Iraq has agreed to pay $408 million in cash to Egypt to settle old debts owed by Baghdad from more than two decades ago, a government spokesman said.
Reuters reports that the debts date back to a period when United Nations sanctions following the 1990 Iraqi invasion of Kuwait blocked the payment of salaries that were due to hundreds of thousands of Egyptian labourers who worked in Iraq in the 1980s.
“The Iraqi cabinet decided that the finance ministry should pay the $408 million in original debts to Egypt,” Ali al-Dabbagh said in a statement. “This payment is a proof of Iraqi solid economic relations with the world countries,” he said.
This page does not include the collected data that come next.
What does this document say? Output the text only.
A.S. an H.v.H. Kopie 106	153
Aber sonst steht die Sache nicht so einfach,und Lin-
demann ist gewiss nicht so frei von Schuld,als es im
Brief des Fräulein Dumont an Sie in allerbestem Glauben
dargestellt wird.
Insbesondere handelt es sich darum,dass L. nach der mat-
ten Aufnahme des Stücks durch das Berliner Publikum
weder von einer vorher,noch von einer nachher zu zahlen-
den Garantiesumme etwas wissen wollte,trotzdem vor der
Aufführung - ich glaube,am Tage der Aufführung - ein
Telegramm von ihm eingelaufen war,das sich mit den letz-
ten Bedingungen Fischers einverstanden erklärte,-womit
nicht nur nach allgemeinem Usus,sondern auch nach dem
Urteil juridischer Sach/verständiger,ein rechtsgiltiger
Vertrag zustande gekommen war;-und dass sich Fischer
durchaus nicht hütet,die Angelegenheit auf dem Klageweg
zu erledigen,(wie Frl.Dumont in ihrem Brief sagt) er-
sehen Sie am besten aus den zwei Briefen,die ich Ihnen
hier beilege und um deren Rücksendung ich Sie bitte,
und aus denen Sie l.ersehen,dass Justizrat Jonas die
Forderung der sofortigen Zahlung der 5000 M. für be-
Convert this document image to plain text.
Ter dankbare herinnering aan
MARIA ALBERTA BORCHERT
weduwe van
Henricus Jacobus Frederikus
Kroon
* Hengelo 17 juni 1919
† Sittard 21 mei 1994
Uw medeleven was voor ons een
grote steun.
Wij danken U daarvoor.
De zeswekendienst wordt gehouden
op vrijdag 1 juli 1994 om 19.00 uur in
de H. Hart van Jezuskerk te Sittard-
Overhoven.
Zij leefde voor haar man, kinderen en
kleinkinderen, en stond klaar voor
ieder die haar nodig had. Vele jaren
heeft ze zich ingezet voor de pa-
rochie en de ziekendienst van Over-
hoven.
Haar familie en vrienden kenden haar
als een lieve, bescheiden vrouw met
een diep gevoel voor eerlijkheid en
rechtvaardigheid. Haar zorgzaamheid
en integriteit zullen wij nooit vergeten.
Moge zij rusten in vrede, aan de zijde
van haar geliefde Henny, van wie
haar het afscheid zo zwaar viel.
Prime Minister Nuri al-Maliki’s government wants to foster better ties with Arab neighbours and foreign creditors, and the Iraqi finances have improved post-Saddam.
In 2003, the country’s external debt was $130-$140 billion but that went down to about $88 billion last year. The Paris Club of 19 rich creditor nations agreed in 2004 to write off 80 percent of Iraq’s roughly $40 billion debt.
Progress on debt forgiveness talks with non-Paris Club creditors remains uneven though the United Arab Emirates cancelled Iraq’s debt in 2008. Estimates of Iraq’s non-Paris Club debt vary but Kuwait, Turkey and Saudi Arabia are among the notable hold outs.